To say financial aid can be confusing is an understatement. There are now entire companies who focus solely on helping students and families fill out the FAFSA.
For students who returned to the University of Berkley this month, that confusion was in the spotlight as tons of college students waited in long lines to get answers to their financial aid questions.
Cal Student Central, which has both physical locations as well as a website to help students with their financial aid and billing questions, has been overwhelmed by students looking for help, said Carmen Ortiz, Director of CSC in a The Daily Californian report.
For the University of Berkley, the long lines are being driven by fears that students could see their enrollment canceled for not paying 20 percent of tuition fees ahead of the first day of classes. Many students still oppose the policy, which was put into place in July of 2016. “Sometimes, the wait times are really high, and if it is like 2:00 p.m. or 3:00 p.m. and we have 60 people, then we just do not have the volume to see everybody, realistically,” said Ortiz.
While students at Berkley may be making the news, it’s not the only school in the country where there are tons of questions about student aid. Federal financial aid is a necessity for countless students across the country but there are many complexities associated with it. Many families end up leaving lots of aid on the table simply because they do not understand the entire process.

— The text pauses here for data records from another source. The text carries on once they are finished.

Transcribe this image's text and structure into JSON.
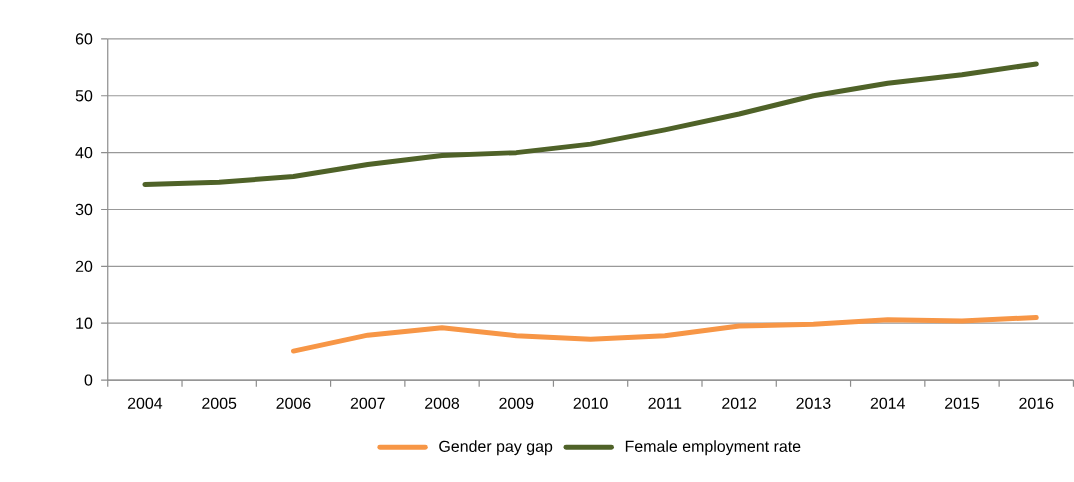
{
  "chart_data": {
    "type": "line",
    "categories": [
      "2004",
      "2005",
      "2006",
      "2007",
      "2008",
      "2009",
      "2010",
      "2011",
      "2012",
      "2013",
      "2014",
      "2015",
      "2016"
    ],
    "series": [
      {
        "name": "Gender pay gap",
        "color": "#f79646",
        "values": [
          null,
          null,
          5.1,
          7.9,
          9.2,
          7.8,
          7.2,
          7.8,
          9.5,
          9.8,
          10.6,
          10.4,
          11.0
        ]
      },
      {
        "name": "Female employment rate",
        "color": "#4f6228",
        "values": [
          34.4,
          34.8,
          35.8,
          37.9,
          39.5,
          40.0,
          41.5,
          44.0,
          46.8,
          50.0,
          52.2,
          53.7,
          55.6
        ]
      }
    ],
    "ylim": [
      0,
      60
    ],
    "yticks": [
      0,
      10,
      20,
      30,
      40,
      50,
      60
    ],
    "grid": "y",
    "legend": "bottom",
    "marker": "none",
    "line_style": "solid"
  }
}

Last January, NerdWallet pegged the amount of unclaimed free financial aid at $2.7 billion for the 2014/2015 academic year. The main reason: students did not entirely complete their FAFSAs or did not submit them at all.
According to NerdWallet, over 1.4 million high school graduates chose not to apply for federal financial aid. Of that group, NerdWallet estimates about 750 thousand of them would have been eligible for a Pell Grant – or $1,861 of free money, on average.